Capital Research and Management (American Funds) owns almost 4 percent of its shares, more than double that of the next largest shareholder. The German company doesn't have significant U.S. analyst coverage.
Company profile: The Tiffany brand goes on fine jewelry it designs and makes as well as china, fashion accessories, timepieces, fragrances and gift items sold at its retail stores. Expect to pay $9,000 for a pair of "Tiffany Legacy" diamond chandelier earrings.
Share performance: up 7 percent over the past three months; up 8.2 percent in 2011; three-year average annual return of 39 percent.
Investor takeaway: S&P rates Tiffany "strong buy" with five stars, its highest rating with a $90 price target, a 36 percent premium. S&P says it has tremendous worldwide growth opportunities, especially in emerging market countries such as China.
"Assuming share buybacks under the company's $400 million repurchase authorization, we see earnings per share of $3.80 in fiscal 2012 and $4.20 per share in fiscal 2013," S&P said.
Morningstar analyst Paul Swinand writes that "exposure to the steady (wedding) engagement market makes Tiffany a stock to buy on short-term dips, such as the Japan crisis or a Europe blowup, and its long-term brand and strong balance sheet make it attractive when the market mood is dark."
Ruth's Hospitality Group
Company profile: Ruth's Hospitality Group is the owner, operator and franchiser of upscale steakhouses, primarily under the Ruth's Chris name. It has about 130 restaurants worldwide, about half of which are company-owned. Morningstar says the average check is $75. It's definitely a small-cap stock at a $190 million market value.

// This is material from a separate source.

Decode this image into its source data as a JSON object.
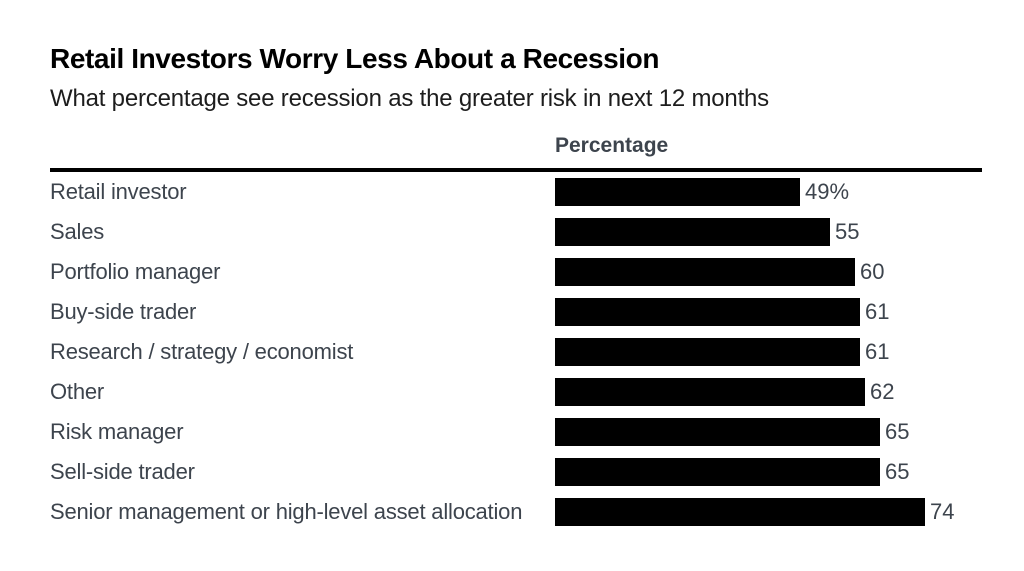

Share performance: up 28 percent in the past three months; up 8 percent in 2011; three-year average annual return of 46 percent.
Investor takeaway: Fidelity owns 14 percent of its shares, double that of the next highest investor. S&P, which doesn't rate it, said Wall Street analysts give it three "buy" ratings, one "buy/hold" and three "holds."
Company profile: True Religion Brand Jeans is an apparel company that specializes in premium denims, with prices of up to $398 for one pair of girls skin-tight "distressed" jeans. Other products include: corduroy pants, skirts, shirts, shorts, jackets, blazers, hoodies and T-shirts.
Share performance: up 22 percent in the past three months and 55 percent in 2011; three-year average annual return of 38 percent.
Investor takeaway: Morningstar's review of analysts' ratings found three "buys," one "outperform," one "hold" and one "underperform." Columbia Wanger Asset Management owns 9 percent of its shares. They have an $894 million market value.
Company profile: Brunswick makes a wide range of recreational products, including Sea Ray, Boston Whaler and Bayliner boats, Mercury and Mariner outboard engines; fitness equipment, under the Life Fitness and Hammer Strength brands; and billiards and bowling equipment.
Share performance: up 22 percent in the past three months; down 3.4 percent in 2011; three-year average annual return of 54 percent.
Investor takeaway: The recession hurt boating industry sales across the board, but Brunswick stayed afloat, which means it can gain market share as competitors sink into oblivion. But the industry may never return to the glory days of 2007 to 2008.
Mutual fund firms appear to like it as Wellington Management owns 11.7 percent and Fidelity 10 percent of the company's outstanding shares. A Morningstar survey of analysts found five "buy" ratings, one "outperform" and three "holds."